The size of the fruit of the Japanese Dogwood surpasses those of the Flowering Dogwood. The said fruit is edible to both birds and humans.
Kousa or Japanese Dogwood is found in USDA growing zones 5 to 8.
13. Kobus Magnolia
This is a small tree whose white cup-shaped flowers blossom in March (early spring) before the leaves appear.
The Kobus Magnolia tree grows slowly. When young, it is shaped like a pyramid. But it grows into a well-rounded form, which can be around 25-30 feet tall.
The seed pods open in the fall, which attracts birds. But the foliage in the fall is unremarkable.

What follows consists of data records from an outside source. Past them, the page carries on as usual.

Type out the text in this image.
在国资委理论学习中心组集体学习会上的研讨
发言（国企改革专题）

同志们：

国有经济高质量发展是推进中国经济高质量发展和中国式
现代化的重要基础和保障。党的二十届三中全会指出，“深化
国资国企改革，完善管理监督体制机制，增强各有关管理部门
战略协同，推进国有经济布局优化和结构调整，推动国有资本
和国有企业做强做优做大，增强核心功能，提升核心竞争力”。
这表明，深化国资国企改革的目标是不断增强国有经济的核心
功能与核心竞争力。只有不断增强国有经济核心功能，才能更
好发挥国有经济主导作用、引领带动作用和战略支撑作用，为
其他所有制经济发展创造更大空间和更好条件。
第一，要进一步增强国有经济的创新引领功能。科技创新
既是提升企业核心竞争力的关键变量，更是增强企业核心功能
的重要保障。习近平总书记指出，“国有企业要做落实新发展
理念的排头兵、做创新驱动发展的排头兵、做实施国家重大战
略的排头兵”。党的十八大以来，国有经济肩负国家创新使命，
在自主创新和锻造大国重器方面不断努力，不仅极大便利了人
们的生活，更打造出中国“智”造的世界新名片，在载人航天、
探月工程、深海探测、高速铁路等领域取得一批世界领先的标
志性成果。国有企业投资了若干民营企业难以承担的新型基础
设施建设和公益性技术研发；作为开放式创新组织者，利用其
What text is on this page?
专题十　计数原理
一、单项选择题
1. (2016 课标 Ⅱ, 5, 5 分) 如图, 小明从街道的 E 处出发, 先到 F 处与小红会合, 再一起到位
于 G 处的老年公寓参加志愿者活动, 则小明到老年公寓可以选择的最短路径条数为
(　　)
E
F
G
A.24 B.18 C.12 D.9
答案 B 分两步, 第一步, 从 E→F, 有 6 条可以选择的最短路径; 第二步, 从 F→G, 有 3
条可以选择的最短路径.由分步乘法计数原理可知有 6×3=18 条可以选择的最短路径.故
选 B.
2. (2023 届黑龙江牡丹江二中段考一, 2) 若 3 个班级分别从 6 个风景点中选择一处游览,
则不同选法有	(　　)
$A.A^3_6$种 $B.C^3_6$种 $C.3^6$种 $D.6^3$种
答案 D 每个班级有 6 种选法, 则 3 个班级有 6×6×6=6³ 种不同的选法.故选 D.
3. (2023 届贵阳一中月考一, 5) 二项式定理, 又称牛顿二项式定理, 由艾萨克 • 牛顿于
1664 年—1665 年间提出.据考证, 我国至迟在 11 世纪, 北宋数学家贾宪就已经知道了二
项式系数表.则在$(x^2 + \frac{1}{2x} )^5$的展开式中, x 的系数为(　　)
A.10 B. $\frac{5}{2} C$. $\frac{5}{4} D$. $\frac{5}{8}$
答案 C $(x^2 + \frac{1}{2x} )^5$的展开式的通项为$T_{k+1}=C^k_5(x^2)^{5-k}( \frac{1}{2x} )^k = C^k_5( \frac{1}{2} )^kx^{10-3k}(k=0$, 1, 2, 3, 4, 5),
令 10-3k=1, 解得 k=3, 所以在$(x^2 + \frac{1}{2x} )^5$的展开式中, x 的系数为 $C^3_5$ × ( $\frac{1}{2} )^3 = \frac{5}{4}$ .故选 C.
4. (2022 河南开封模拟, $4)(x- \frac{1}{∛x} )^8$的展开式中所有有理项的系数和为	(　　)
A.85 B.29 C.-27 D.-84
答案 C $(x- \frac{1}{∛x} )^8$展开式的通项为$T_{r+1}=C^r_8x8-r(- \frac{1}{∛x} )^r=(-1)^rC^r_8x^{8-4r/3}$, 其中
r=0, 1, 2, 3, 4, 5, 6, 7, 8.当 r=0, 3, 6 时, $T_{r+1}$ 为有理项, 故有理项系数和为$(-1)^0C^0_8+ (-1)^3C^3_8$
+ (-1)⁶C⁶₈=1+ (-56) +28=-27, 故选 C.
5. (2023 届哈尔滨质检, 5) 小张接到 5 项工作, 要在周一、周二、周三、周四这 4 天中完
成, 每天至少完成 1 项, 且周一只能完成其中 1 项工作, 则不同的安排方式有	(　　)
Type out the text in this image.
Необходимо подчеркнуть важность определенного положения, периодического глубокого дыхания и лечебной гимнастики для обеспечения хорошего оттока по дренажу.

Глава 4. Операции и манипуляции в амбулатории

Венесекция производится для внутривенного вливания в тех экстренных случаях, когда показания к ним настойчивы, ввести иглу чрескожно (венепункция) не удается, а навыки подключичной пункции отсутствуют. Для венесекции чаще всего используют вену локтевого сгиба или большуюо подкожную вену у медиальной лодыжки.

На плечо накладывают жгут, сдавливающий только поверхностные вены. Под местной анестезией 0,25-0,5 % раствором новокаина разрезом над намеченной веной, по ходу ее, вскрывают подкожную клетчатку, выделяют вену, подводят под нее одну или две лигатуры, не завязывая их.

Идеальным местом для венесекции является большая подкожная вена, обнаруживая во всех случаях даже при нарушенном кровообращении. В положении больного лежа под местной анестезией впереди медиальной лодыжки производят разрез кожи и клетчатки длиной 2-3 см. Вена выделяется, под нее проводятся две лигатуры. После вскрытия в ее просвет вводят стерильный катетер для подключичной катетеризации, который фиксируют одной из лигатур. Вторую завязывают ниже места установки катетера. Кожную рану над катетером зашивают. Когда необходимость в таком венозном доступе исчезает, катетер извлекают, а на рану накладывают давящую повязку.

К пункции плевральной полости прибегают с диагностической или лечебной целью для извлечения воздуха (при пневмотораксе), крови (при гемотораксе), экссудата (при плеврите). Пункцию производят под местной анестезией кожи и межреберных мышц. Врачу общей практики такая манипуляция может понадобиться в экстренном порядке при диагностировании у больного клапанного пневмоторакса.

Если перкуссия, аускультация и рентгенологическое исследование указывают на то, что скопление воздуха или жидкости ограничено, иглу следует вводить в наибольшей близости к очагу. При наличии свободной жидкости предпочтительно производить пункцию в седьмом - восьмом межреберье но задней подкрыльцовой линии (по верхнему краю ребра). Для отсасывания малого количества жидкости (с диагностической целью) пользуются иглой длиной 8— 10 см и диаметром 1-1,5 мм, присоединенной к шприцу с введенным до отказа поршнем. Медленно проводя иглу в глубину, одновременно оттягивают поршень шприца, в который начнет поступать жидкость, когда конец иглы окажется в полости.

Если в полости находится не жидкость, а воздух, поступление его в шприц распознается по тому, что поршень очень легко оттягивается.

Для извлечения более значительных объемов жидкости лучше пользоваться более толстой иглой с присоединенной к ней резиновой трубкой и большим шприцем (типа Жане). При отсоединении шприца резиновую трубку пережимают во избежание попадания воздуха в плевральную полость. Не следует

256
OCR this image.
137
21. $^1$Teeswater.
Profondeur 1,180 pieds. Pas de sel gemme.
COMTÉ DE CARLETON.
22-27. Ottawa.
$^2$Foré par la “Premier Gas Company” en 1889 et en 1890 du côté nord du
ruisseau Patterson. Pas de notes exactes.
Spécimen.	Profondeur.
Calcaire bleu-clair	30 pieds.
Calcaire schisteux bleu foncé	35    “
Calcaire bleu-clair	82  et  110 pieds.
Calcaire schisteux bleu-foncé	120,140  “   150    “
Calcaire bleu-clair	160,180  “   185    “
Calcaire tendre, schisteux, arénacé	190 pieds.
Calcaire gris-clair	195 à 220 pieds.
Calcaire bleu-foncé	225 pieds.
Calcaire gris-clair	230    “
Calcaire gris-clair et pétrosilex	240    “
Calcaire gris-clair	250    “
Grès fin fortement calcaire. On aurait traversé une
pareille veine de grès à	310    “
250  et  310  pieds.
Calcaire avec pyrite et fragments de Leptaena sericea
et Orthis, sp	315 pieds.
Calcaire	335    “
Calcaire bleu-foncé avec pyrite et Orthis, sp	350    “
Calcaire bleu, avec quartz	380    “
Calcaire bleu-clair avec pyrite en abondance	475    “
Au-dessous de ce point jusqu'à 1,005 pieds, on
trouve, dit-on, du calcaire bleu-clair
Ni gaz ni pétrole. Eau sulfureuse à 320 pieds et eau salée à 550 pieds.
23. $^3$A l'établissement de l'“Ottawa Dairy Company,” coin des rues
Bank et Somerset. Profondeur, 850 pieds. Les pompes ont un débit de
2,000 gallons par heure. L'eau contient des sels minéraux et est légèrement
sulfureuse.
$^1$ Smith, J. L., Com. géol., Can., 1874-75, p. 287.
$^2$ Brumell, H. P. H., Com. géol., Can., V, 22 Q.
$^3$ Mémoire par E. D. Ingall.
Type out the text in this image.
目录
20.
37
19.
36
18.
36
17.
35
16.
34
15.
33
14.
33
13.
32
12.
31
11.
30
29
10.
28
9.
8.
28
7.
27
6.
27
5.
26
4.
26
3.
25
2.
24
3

This tree is usually grown as an individual tree on a lawn.
Since it grows slowly, it is planted in groups on large properties.
Kobus Magnolia is frost-hardy and is found in USDA growing zones 5 to 8.
14. Star Magnolia
Trees of the Magnolia varieties are some of the most attractive flowering trees you find.
The Star Magnolia is a spectacular white flowering variety. It is a small tree whose name comes from its star-shaped flowers.
Its white flowers have thin linear-shaped petals, which help produce a daisy-like flower shape.
In early spring, this tree produces a large number of nicely scented snow-white flowers.
Star Magnolia is found in USDA growing zones 4 to 8 and it is tolerant of winter cold.
15. Pagoda Dogwood
A native of eastern North America, this tree is known as the coldest hardy dogwood tree.
Its flowers bloom in small white clusters in the spring.
The Pagoda Dogwood has an unusual growth habit where the branches grow horizontally around the tree trunk, similar to the layers of a Japanese Pagoda.
Pagoda Dogwood is found in USDA growing zones 3 to 7.